Alternative Approaches

A geometric approach can be developed using Minkowski's theorem from the geometry of numbers. The solution space

$$V={x\in\mathbb{R}^{2p}:Ax=0}$$

has dimension at least $p$. Intersecting $V$ with the lattice $\mathbb{Z}^{2p}$ produces a lattice of rank at least $p$. One then studies the intersection of this lattice with a sufficiently large cube centered at the origin and applies Minkowski's convex body theorem to obtain a nonzero lattice point with bounded coordinates.

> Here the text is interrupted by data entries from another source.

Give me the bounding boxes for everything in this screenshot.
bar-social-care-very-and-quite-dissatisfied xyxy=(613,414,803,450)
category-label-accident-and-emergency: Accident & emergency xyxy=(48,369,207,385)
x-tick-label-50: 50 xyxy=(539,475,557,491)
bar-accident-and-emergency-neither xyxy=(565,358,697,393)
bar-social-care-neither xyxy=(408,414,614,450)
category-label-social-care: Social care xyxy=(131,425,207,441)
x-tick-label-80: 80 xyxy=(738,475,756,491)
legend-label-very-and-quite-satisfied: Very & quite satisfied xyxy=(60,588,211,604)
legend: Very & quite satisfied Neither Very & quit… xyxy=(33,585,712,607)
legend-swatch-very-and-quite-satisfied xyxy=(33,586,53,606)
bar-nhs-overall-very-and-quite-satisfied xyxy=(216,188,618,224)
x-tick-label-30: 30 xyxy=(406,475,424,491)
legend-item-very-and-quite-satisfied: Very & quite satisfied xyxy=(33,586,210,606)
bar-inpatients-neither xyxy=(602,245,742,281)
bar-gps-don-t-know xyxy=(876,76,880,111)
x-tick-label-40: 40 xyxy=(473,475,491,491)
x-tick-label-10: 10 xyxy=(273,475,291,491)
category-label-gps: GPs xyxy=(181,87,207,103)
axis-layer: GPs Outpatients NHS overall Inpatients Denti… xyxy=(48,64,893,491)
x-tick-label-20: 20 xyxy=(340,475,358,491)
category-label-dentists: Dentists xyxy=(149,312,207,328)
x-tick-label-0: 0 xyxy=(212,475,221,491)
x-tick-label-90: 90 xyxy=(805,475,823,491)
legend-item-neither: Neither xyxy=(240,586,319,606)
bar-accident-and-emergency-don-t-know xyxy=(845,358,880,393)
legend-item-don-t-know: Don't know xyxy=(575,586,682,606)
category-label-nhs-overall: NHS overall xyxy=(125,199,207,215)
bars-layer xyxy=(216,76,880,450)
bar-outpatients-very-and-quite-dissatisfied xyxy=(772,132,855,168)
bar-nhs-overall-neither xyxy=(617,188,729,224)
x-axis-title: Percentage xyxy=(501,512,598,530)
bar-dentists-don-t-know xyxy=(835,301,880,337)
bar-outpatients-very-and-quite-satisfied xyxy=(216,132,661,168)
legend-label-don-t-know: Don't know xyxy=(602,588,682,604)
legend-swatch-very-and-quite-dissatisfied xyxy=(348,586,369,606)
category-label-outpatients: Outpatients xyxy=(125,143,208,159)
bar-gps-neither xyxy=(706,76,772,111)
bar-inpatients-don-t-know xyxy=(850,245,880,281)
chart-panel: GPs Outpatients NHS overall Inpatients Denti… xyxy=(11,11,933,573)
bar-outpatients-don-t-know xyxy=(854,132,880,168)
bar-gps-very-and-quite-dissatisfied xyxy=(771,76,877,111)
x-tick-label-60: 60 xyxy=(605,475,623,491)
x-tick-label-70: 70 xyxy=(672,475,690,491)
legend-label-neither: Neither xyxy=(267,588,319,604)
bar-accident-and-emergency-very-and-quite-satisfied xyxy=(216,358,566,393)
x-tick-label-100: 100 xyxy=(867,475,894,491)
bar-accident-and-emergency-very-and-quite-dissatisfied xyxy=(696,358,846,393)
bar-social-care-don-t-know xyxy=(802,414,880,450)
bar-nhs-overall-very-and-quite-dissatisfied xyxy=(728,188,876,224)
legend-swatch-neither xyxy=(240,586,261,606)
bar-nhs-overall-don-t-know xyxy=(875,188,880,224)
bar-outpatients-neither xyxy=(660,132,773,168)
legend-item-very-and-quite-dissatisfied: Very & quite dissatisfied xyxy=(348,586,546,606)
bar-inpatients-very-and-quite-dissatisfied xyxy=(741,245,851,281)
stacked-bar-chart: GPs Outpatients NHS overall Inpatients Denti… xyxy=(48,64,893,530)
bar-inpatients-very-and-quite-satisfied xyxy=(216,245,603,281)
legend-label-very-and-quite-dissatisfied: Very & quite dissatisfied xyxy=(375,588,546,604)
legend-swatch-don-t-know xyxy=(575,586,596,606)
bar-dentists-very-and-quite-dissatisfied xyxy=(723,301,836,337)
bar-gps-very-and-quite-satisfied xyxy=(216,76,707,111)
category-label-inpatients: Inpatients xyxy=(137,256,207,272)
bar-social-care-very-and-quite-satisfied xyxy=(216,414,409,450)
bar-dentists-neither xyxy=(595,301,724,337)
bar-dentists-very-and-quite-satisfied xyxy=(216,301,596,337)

This method is conceptually powerful but requires machinery from lattice theory and volume estimates that are substantially deeper than the level suggested by the problem.

Another route uses a refined form of Siegel's lemma. That theorem states that a homogeneous system with more variables than equations possesses a small nonzero integer solution, with explicit bounds depending on the coefficients. Applying the theorem to matrices whose entries lie in ${-1,0,1}$ yields a bound of the required order. The drawback is that the theorem itself demands a nontrivial proof, usually involving geometry of numbers or determinant estimates.

The counting argument used in the main proof is preferable because every ingredient is elementary. The proof reduces the problem to a direct comparison between the number of bounded integer vectors and the number of their possible images under the linear transformation defined by the system.